Don Antonio Coluccia ogni giorno nella borgata romana di San Basilio combatte la criminalità attraverso il Vangelo: recita il Rosario, invoca la Vergine Maria, diffonde le parole che San Giovanni Paolo II aveva pronunciato contro Cosa Nostra alla Valle dei Templi di Agrigento, il 9 maggio 1993: “Convertitevi”. Una Parola che rimbomba tra i palazzoni di San Basilio, una delle principali piazze di spaccio della capitale collocata nella periferia est.
Don Antonio ripete che questa attività rappresenta “un fatto culturale” così come l’occupazione delle case: una conseguenza – precisa – dell’abbandono da parte dello Stato. “Per sottrarre il territorio alle organizzazioni malavitose – aggiunge – occorre vivere una cultura della legalità”.
La sua ricetta passa attraverso la presenza fisica, il dialogo coi cittadini e le proposte concrete.
Tra queste c’è la palestra di pugilato che don Coluccia è in procinto di aprire dopo aver ristrutturato un locale confiscato alla mafia grazie alla collaborazione con le Fiamme Oro della Polizia di Stato. “L'obiettivo – spiega il sacerdote – è quello di educare i ragazzi alla legalità attraverso lo sport”. Ma non solo: nel locale sorgerà anche un doposcuola sociale, perché il risveglio di San Basilio deve essere innanzitutto culturale. “È la cultura che salva”, ribadisce don Antonio.
Uno speciale di Telepace su don Antonio Coluccia andrà in onda giovedì 25 marzo alle ore 20.
Chi è don Antonio Coluccia?
È stato definito in tanti modi: “prete di strada”, “prete degli ultimi”, “prete coraggio”, “prete operaio”.
Inizia la sua esperienza pastorale ascoltando e accogliendo poveri, ex tossicodipendenti, ex carcerati.
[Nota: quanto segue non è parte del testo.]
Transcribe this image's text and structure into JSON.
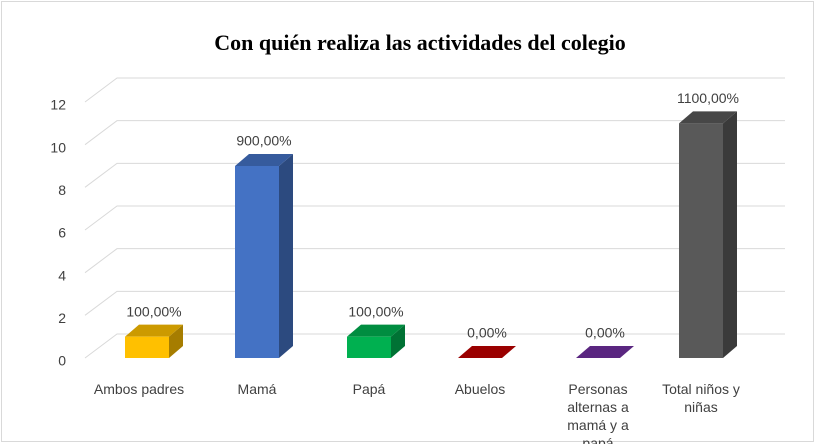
{
  "chart_data": {
    "type": "bar3d",
    "title": "Con quién realiza las actividades del colegio",
    "categories": [
      "Ambos padres",
      "Mamá",
      "Papá",
      "Abuelos",
      "Personas alternas a mamá y a papá",
      "Total niños y niñas"
    ],
    "values": [
      1,
      9,
      1,
      0,
      0,
      11
    ],
    "value_labels": [
      "100,00%",
      "900,00%",
      "100,00%",
      "0,00%",
      "0,00%",
      "1100,00%"
    ],
    "colors": [
      "#ffc000",
      "#4472c4",
      "#00b050",
      "#c00000",
      "#7030a0",
      "#595959"
    ],
    "ylim": [
      0,
      12
    ],
    "yticks": [
      0,
      2,
      4,
      6,
      8,
      10,
      12
    ],
    "grid": true
  }
}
Entra in contatto con organizzazioni criminali. Toglie dalle strade tante persone. Subisce intimidazioni. «Fino in fondo», andare avanti senza «urlare», con la forza della fede e del Vangelo è la sua scelta, la sua testimonianza.
Il sacerdote opera da anni a Roma, nel quartiere Nord di Grottarossa, come viceparroco nella parrocchia San Filippo Apostolo, ma è soprattutto noto per aver fondato l’“Opera Don Giustino Onlus”, un’organizzazione no-profit impegnata concretamente nella lotta contro le povertà e l’esclusione sociale, all’accoglienza di poveri, emarginati, persone senza fissa dimora per restituire loro dignità, rispetto e considerazione umana.
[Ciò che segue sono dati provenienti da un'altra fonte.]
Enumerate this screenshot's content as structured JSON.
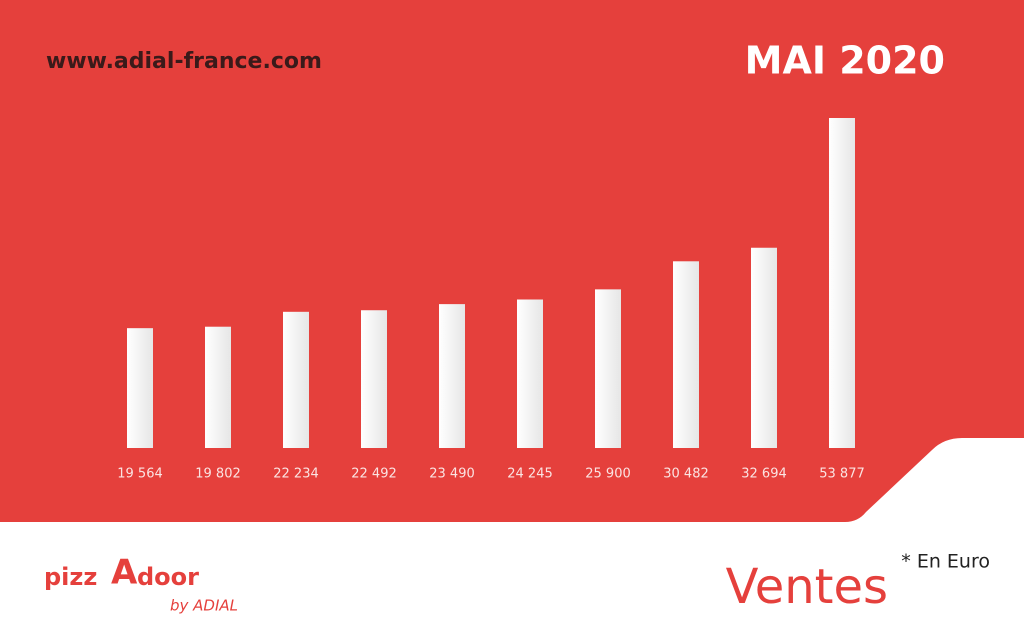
{
  "chart_data": {
    "type": "bar",
    "title": "MAI 2020",
    "website": "www.adial-france.com",
    "label": "Ventes",
    "note": "* En Euro",
    "values": [
      19564,
      19802,
      22234,
      22492,
      23490,
      24245,
      25900,
      30482,
      32694,
      53877
    ],
    "value_labels": [
      "19 564",
      "19 802",
      "22 234",
      "22 492",
      "23 490",
      "24 245",
      "25 900",
      "30 482",
      "32 694",
      "53 877"
    ],
    "color": "#ffffff"
  },
  "logo": {
    "brand_left": "pizz",
    "brand_a": "A",
    "brand_right": "door",
    "tagline": "by ADIAL"
  }
}
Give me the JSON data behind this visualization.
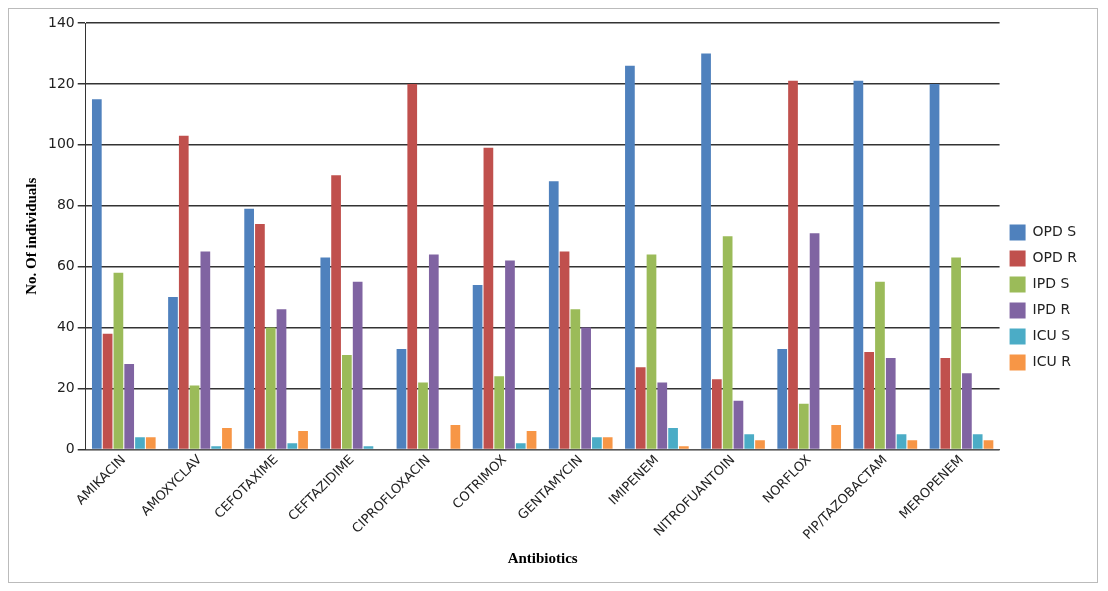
{
  "chart_data": {
    "type": "bar",
    "xlabel": "Antibiotics",
    "ylabel": "No. Of individuals",
    "categories": [
      "AMIKACIN",
      "AMOXYCLAV",
      "CEFOTAXIME",
      "CEFTAZIDIME",
      "CIPROFLOXACIN",
      "COTRIMOX",
      "GENTAMYCIN",
      "IMIPENEM",
      "NITROFUANTOIN",
      "NORFLOX",
      "PIP/TAZOBACTAM",
      "MEROPENEM"
    ],
    "series": [
      {
        "name": "OPD S",
        "color": "#4f81bd",
        "values": [
          115,
          50,
          79,
          63,
          33,
          54,
          88,
          126,
          130,
          33,
          121,
          120
        ]
      },
      {
        "name": "OPD R",
        "color": "#c0504d",
        "values": [
          38,
          103,
          74,
          90,
          120,
          99,
          65,
          27,
          23,
          121,
          32,
          30
        ]
      },
      {
        "name": "IPD S",
        "color": "#9bbb59",
        "values": [
          58,
          21,
          40,
          31,
          22,
          24,
          46,
          64,
          70,
          15,
          55,
          63
        ]
      },
      {
        "name": "IPD R",
        "color": "#8064a2",
        "values": [
          28,
          65,
          46,
          55,
          64,
          62,
          40,
          22,
          16,
          71,
          30,
          25
        ]
      },
      {
        "name": "ICU S",
        "color": "#4bacc6",
        "values": [
          4,
          1,
          2,
          1,
          0,
          2,
          4,
          7,
          5,
          0,
          5,
          5
        ]
      },
      {
        "name": "ICU R",
        "color": "#f79646",
        "values": [
          4,
          7,
          6,
          0,
          8,
          6,
          4,
          1,
          3,
          8,
          3,
          3
        ]
      }
    ],
    "ylim": [
      0,
      140
    ],
    "yticks": [
      0,
      20,
      40,
      60,
      80,
      100,
      120,
      140
    ],
    "grid": "y",
    "legend": "right"
  }
}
Ha trasformato la villa sequestrata a un componente della Banda della Magliana in un centro di accoglienza per i poveri e i bisognosi del territorio. Per questo suo impegno è stato più volte minacciato di morte. Vive ora sotto scorta, ma con fede ed umiltà continua il suo impegno: ha infatti chiesto al comune di Roma la disponibilità di altri immobili, per aiutare altri poveri.